Dorthe showed me where the cores came in to be logged, where—in past seasons when ice cores were flooding in from the drill tent—the researchers would measure the lengths of the different segments, fitting broken pieces together like puzzles. I saw a piece of ice lying there, presumably from the past week or so. It was a beautiful pure cylinder, maybe half a metre long.

‘Wow, what a great core!'

‘You say that, but when I saw it I wanted to weep,' Dorthe said. She showed me the streaks near the surface. They were subtle but clear when you knew what to look for, all aligned in the same direction like animal hairs.

‘That happened when it went into the oil bath,' she said. ‘It started to melt. And now we can't use this to extract air—it's too dangerous.'

‘Dangerous?'

‘Some air could have escaped. We can't trust the answer we'd get.'

It was not enough, then, to battle the conditions, risk the drill, go through brittle ice layers that were always ready to shatter, and get all the way down to the soft stuff with your cognac bombs and your instincts for how far to go. When the cores came up above ground they were always in danger of melting.
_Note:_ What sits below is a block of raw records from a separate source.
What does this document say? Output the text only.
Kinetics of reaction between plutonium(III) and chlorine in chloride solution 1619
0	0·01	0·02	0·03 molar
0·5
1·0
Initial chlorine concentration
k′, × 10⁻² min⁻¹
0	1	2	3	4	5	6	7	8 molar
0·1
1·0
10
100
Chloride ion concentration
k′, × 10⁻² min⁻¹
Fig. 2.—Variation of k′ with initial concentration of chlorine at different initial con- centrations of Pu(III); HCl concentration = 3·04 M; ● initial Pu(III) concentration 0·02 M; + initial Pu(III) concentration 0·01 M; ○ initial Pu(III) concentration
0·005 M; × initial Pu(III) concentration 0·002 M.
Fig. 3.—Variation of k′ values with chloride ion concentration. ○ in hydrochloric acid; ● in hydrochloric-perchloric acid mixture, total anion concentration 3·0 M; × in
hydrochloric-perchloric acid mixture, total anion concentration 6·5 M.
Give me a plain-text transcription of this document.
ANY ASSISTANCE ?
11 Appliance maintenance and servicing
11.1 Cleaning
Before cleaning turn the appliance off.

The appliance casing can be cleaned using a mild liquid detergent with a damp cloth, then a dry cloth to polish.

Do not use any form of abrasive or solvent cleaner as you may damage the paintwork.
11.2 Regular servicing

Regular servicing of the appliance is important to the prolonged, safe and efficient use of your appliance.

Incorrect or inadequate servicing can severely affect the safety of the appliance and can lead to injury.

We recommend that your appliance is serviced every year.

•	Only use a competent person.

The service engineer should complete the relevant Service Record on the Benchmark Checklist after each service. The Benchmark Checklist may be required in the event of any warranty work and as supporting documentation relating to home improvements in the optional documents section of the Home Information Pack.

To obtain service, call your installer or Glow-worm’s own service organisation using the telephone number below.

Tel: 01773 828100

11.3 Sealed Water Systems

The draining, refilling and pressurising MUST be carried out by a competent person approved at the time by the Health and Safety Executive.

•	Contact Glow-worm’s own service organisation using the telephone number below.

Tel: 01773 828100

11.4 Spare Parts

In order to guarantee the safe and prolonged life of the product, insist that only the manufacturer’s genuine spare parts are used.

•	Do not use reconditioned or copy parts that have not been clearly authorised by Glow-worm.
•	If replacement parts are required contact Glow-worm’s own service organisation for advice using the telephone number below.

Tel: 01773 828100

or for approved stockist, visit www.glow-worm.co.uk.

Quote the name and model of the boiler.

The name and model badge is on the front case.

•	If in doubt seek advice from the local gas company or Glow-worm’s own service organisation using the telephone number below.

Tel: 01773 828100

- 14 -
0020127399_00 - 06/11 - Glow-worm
And although the scientists on site would do a little bit of analysis, the complicated stuff- and that meant in particular the precious air trapped inside these cores—could only be analysed in far-off Europe. Cores or pieces of cores had to be transported safely to the UK, Switzerland, France, Denmark and all the other countries participating in this European mega-project. Any one loss was everyone's loss. There was only one piece of core for each slice of time so if one piece melted, the whole record suffered.

Scientists call it ‘not breaking the cold chain'. The cores went out from here in a Twin Otter to be taken to the coast and put on ships with special freezers (and back-up generators). These would transport the cores to European ports where they would be loaded on to freezer lorries for the last stage of their journey. The story went that French lorry drivers picking up the cores at Marseilles were not allowed to stop for lunch on their five-hour drive to Laurent's lab in Grenoble in case there was a melting accident. In some places the cores were then stored in massive commercial food freezers. There was one near Grenoble, called
Le Fontanil,
where the ground floor held sides of meat, cheeses and frozen raspberries, and the upstairs, fanned intermittently to increase the wind chill, was a treasure house of ice cores from the world's coldest places. You could impress on contractors as much as you liked how precious these odd scientific samples were, but if they also had several million euros' worth of food on the same site they would make sure the electricity supply was properly backed up.

And there was an extra safety system. Inger showed me how every core that arrived in the trench had a piece cut off its entire length to be left here in the Antarctic snow as insurance against loss in the outside world. She took a cylinder of ice and pushed it carefully up against a horizontal saw. As blade hit ice the noise was suddenly deafening and there was a spray of white ice dust. Inger carefully lifted off the top segment which was placed in a clear plastic bag marked with a thick black arrow pointing to the TOP. The ice all looked more or less the same. It was crucial to mark which way up each segment should be, and to write on each sample the depth that it came from, and there was a system of numbers for this, indecipherable to the uninitiated.